Problem is - I have no more friends really. 2 guy friends and that's it. And yeah - Don't really wanna try and talk to THEM about this... they know about it - actually one of the friends was my XN's Business Partner until He lost EVERYTHING to him and XN stole all his equipment, profits and even personal property. Told him to come here and vent too! He said he might!
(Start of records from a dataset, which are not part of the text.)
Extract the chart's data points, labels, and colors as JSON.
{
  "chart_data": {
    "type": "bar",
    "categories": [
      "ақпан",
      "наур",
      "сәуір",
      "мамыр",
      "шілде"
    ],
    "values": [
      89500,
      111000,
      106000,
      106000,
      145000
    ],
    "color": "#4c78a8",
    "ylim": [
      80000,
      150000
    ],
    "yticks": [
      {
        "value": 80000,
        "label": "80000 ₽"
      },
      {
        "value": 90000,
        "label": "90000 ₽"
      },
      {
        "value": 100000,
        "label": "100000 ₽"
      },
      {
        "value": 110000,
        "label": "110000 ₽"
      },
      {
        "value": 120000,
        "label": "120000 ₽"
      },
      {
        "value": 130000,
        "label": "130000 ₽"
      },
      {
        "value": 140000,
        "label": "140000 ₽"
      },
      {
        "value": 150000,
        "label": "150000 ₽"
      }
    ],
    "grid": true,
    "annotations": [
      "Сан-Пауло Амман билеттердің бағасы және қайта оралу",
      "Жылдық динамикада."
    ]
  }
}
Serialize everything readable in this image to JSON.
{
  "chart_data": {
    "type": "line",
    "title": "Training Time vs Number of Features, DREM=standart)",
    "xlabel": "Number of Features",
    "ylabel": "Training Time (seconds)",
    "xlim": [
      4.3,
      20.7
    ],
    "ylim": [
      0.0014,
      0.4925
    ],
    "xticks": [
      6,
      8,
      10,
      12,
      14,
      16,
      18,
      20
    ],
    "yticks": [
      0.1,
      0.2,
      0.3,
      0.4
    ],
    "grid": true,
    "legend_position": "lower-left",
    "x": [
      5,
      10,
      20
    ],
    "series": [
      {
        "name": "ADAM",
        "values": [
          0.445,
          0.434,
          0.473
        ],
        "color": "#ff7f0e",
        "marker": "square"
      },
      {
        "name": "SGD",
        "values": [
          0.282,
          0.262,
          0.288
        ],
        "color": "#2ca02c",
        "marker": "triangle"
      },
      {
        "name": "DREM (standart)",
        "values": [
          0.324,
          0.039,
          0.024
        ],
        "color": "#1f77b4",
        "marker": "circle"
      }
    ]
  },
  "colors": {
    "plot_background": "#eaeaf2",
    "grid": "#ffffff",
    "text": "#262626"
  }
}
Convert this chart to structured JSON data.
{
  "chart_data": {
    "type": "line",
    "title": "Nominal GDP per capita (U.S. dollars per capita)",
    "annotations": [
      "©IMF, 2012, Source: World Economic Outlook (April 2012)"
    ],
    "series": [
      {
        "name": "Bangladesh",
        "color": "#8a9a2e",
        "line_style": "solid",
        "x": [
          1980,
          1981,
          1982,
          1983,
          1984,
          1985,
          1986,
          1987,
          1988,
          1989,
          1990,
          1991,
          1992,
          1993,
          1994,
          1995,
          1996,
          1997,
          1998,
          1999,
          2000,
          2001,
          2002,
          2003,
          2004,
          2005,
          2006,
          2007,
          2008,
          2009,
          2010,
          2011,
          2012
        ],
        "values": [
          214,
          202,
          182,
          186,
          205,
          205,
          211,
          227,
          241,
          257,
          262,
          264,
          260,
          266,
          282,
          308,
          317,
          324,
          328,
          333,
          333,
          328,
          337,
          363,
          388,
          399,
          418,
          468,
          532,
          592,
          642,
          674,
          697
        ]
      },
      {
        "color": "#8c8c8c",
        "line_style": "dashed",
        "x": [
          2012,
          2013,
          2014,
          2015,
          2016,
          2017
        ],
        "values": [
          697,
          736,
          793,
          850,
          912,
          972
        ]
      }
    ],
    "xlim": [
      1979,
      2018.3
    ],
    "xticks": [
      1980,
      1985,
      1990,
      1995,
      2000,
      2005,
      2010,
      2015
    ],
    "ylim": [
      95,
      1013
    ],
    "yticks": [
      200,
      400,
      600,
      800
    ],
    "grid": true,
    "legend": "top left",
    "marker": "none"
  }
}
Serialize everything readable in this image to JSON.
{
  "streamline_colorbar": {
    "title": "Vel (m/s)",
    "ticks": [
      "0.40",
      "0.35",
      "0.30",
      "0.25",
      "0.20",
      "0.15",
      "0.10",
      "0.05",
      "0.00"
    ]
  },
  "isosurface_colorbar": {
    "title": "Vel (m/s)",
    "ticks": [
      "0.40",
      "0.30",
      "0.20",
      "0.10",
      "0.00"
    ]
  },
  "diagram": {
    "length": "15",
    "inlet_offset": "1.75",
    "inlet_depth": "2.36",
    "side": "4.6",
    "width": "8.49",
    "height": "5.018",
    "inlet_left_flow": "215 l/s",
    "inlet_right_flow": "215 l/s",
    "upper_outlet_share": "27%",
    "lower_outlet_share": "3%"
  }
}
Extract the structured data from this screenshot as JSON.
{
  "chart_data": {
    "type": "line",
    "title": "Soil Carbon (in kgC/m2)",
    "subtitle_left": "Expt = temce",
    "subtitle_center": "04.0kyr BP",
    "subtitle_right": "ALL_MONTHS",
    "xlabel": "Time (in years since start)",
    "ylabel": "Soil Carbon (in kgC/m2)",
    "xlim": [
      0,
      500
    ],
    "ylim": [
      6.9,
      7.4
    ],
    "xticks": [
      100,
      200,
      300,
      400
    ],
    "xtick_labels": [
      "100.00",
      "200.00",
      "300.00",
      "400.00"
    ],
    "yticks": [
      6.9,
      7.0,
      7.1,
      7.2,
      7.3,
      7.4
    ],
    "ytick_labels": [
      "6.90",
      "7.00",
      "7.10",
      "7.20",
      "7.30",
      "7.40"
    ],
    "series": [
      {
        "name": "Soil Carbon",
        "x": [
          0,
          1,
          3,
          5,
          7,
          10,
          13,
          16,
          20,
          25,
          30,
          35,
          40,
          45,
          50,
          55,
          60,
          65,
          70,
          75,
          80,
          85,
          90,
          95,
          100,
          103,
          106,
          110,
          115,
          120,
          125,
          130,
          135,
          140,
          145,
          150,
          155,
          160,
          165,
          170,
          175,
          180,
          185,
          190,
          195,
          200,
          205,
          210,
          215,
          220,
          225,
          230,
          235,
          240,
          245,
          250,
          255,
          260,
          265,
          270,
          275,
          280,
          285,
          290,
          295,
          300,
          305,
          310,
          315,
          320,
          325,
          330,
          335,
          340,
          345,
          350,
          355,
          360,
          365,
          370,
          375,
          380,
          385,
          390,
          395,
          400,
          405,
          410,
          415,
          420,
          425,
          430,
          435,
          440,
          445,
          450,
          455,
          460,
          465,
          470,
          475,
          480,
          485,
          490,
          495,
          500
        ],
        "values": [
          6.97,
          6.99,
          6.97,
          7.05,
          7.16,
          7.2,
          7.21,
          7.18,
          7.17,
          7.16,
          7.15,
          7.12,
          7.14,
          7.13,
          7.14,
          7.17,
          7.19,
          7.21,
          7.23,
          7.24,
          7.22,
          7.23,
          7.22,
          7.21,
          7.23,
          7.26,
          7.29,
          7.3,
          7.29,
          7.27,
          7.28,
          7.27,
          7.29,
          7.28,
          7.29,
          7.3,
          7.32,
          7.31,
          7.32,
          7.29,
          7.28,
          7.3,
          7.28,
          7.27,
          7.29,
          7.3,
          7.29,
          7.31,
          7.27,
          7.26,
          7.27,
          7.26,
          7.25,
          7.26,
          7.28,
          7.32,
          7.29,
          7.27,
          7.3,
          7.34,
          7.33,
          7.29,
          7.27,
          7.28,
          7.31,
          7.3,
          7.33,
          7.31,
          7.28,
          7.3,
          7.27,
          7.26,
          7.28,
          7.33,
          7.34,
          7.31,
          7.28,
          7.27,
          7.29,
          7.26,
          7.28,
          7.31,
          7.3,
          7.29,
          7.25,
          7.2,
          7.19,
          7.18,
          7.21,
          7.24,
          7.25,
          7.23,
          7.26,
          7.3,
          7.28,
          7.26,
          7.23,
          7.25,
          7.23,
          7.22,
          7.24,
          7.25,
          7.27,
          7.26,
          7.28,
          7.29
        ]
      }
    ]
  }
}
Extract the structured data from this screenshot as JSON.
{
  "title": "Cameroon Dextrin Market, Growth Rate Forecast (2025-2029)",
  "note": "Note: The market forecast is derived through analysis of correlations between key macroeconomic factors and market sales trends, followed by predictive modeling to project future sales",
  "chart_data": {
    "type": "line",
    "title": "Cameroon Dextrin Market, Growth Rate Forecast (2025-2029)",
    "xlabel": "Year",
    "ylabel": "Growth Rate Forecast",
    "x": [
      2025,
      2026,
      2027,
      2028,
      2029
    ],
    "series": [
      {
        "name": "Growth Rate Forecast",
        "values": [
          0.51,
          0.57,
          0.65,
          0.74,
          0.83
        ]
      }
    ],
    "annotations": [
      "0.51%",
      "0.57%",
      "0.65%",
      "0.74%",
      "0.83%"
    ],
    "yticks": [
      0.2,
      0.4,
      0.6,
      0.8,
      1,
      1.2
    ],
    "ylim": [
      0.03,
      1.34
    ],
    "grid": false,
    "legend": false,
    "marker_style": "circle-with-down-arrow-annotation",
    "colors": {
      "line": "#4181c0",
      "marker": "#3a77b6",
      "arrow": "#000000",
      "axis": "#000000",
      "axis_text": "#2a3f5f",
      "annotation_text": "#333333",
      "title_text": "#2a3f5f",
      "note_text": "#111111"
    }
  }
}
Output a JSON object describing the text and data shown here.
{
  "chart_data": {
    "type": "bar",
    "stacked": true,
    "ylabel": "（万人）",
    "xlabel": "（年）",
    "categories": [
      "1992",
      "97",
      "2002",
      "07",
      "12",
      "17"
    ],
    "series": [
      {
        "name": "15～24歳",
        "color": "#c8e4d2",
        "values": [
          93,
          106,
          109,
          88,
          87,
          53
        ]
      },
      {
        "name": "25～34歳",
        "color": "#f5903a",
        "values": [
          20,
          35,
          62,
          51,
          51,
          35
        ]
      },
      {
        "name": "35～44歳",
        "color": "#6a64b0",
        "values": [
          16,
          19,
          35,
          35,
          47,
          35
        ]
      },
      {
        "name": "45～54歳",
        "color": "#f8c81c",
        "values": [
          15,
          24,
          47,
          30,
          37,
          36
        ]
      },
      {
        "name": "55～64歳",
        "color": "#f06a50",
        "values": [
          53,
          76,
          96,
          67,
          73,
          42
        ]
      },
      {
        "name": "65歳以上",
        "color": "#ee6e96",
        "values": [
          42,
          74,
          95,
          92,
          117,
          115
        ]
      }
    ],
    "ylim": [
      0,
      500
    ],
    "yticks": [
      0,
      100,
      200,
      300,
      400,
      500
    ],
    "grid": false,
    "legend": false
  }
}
Anyway, I have my daughter but she doesn't want to talk about it with me... I think deep down she's trying to just forget it - But I have prompted her to come here too and vent - whether she will or not remains to be seen. ya know, I had a friend /therapist for the 5 years I was with the XN - actually she was my friend for many years b4 XN -- anyway her husband & 'us' were 'friends' if you call it that -- Anyway, Her & I have stopped communicating because although it was HER that suggested I look up Narcissism regarding him... she basically said that I was attracted to him because I AM BORDERLINE Personality!! I thought, "HUH? We've been Friends For HOW LONG now and you're JUST NOW telling me this?????????" I don't believe I am Borderline - I believe I have permanent damage from PTSD = from a Narcissistic attack at 15 that went on for 5 years... I am discovering NOW that I buried all the Disgusting violations that boy put me thru as an innocent 15 year old... The rage I buried because of being RAPED all the time in my own HOME!!! I've never told ANYONE about it -- My family has NO IDEA... I think now this is WHY I get So angry at insignificant as well as significant issues... Barbara suggested I get Therapy before the PTSD sets in from THIS XN = and now I realize I've had it for the last 30 years... Not to mention the PTSD from two other rapes and 2 abortions, a divorce B4 This one -- OMGosh - wtH!!!!??? I didn't know... I didn't realize I was suffering psychological damage~ Only you guys can begin to imagine how messed with I feel and how messed UP I feel... I looked up at the sky today & told God "All these outlets I have are Good, but I'm so damaged and trashed at this point, It would take a Supernatural miracle to heal my heart now - Not that I don't believe in you or your Miracles... I'm just sayin'... NO ONE can fix me but YOU." All Fired Up!!!